From the stats you shared, it shows you're connected to Band 1 as the 4G primary connection - the primary connection is used for upload.
With Three, their B1 gives a maximum throughput of 25Mbps (shared with everyone), that you're seeing 13Mbps of that is pretty good. Band 1 is also Three's highest frequency 4G band. B3 has more theoretical capacity, and is a bit lower frequency so usually penetrates obstacles (buildings) better.

As for your original question, it's not possible to identify 5G cells/masts from the IDs yet - that will only be possible when stand-alone 5G is enabled. The only current way is to go and look at the 3 masts and see if they have 5G antennas on them.

Out of interest, have you tried other video call software (facetime/duo/etc) the issues you describe could just be with those services due to load on their servers.
 

noway103

Casual Member
Have you tried positioning the router in a window facing the mast where you get your 4G connection from (seems to be at Ballfield Estate)?

From the stats you shared, it shows you're connected to Band 1 as the 4G primary connection - the primary connection is used for upload.
With Three, their B1 gives a maximum throughput of 25Mbps (shared with everyone), that you're seeing 13Mbps of that is pretty good. Band 1 is also Three's highest frequency 4G band. B3 has more theoretical capacity, and is a bit lower frequency so usually penetrates obstacles (buildings) better.

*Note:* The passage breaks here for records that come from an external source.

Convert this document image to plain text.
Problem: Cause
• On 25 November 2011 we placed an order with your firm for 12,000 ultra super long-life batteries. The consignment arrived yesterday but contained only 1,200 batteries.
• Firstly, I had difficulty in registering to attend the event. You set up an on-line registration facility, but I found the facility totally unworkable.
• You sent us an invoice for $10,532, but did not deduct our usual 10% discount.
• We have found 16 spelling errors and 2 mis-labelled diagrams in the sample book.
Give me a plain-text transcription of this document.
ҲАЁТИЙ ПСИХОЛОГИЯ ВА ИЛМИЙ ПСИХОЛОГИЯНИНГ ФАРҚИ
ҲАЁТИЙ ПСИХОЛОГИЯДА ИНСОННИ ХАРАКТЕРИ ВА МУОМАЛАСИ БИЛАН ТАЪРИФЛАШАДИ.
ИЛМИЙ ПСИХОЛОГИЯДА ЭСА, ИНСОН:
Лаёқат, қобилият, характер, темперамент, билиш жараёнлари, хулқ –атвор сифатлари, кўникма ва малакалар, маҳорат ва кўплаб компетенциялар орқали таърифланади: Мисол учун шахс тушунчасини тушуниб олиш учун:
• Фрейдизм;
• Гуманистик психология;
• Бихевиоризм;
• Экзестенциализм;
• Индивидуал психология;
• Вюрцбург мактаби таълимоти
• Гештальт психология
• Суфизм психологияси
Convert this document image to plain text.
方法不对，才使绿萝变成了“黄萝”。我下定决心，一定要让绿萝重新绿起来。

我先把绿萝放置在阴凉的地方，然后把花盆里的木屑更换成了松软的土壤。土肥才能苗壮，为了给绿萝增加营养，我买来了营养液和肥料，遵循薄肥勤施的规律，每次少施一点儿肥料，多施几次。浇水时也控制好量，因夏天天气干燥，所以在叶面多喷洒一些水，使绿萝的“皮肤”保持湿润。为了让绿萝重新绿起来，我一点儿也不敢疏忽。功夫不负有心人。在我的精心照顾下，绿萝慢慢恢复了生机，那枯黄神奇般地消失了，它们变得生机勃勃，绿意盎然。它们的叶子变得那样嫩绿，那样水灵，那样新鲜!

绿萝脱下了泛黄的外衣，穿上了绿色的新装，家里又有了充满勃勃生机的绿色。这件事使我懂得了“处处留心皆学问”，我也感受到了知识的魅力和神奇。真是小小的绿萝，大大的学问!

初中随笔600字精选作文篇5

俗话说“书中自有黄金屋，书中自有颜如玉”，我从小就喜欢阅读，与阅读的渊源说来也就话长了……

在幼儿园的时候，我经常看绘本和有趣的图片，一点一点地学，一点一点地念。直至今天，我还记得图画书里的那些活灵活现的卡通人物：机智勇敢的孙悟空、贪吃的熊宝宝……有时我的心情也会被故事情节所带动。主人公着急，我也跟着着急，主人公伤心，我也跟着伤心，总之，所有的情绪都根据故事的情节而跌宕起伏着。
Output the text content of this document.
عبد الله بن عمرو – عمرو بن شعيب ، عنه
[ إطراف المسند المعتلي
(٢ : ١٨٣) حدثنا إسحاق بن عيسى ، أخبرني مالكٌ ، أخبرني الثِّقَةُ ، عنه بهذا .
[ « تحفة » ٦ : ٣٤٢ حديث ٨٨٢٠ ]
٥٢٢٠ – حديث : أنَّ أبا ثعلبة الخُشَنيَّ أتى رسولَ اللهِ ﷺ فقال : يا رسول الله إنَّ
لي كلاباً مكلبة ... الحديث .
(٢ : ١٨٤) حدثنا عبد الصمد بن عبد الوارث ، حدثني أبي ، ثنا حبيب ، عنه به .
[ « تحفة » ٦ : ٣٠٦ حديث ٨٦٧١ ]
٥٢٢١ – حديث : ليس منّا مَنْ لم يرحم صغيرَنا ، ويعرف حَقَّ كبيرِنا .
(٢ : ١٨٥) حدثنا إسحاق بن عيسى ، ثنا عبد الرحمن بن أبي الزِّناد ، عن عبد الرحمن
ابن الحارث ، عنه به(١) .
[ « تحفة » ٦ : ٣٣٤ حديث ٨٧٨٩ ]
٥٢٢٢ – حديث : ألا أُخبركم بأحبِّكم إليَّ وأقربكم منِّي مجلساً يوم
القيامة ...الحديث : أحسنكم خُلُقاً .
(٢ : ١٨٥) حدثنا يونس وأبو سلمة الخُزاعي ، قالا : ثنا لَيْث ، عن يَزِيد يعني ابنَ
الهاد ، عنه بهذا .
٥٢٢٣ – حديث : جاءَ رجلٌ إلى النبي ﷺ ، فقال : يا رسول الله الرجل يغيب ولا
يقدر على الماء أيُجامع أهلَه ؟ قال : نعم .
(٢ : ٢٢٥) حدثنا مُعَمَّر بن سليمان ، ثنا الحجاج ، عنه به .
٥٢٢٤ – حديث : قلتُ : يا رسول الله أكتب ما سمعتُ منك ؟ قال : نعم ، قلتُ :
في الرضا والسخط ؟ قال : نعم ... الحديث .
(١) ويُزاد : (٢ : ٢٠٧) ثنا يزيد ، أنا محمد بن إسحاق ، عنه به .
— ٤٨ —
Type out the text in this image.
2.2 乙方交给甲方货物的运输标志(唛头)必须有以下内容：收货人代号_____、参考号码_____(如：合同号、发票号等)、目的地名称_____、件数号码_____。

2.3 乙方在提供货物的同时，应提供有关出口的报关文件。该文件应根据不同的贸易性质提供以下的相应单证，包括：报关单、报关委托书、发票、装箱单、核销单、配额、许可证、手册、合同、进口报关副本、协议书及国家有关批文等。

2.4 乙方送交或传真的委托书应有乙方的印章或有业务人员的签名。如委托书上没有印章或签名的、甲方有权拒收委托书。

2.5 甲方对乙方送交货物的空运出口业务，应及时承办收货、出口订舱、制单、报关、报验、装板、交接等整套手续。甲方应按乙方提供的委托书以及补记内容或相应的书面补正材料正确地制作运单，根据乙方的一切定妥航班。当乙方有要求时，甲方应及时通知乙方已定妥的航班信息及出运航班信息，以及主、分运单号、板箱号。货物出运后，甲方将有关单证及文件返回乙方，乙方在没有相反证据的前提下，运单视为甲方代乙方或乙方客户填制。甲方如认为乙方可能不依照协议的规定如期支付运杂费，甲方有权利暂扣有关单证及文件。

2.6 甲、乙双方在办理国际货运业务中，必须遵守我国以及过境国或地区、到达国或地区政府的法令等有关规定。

As for your original question, it's not possible to identify 5G cells/masts from the IDs yet - that will only be possible when stand-alone 5G is enabled. The only current way is to go and look at the 3 masts and see if they have 5G antennas on them.

Out of interest, have you tried other video call software (facetime/duo/etc) the issues you describe could just be with those services due to load on their servers.
Thank you that's really useful to know. Yes, the router is on a window in that direction, but I'm not sure if maybe the antenna on the modem are pointing the wrong direction?

Indeed for the 5G, I'm not able to know as there are two masts not far (including the one from Ballfield Estate) but I don't know which one I'm connected to.

I'm wondering then if I should try another provider and see if I get better strength and signal? Is there any operator that offers full standalone 5G yet?
 

GavinAshford

ULTIMATE Member
The 5G could be coming from a different mast compared to the 4G connection. Looking at them is the only way of telling if there is 5G installed, and even then if there are a number in the area it might not be obvious which is 'yours'.

No UK providers have stand alone yet.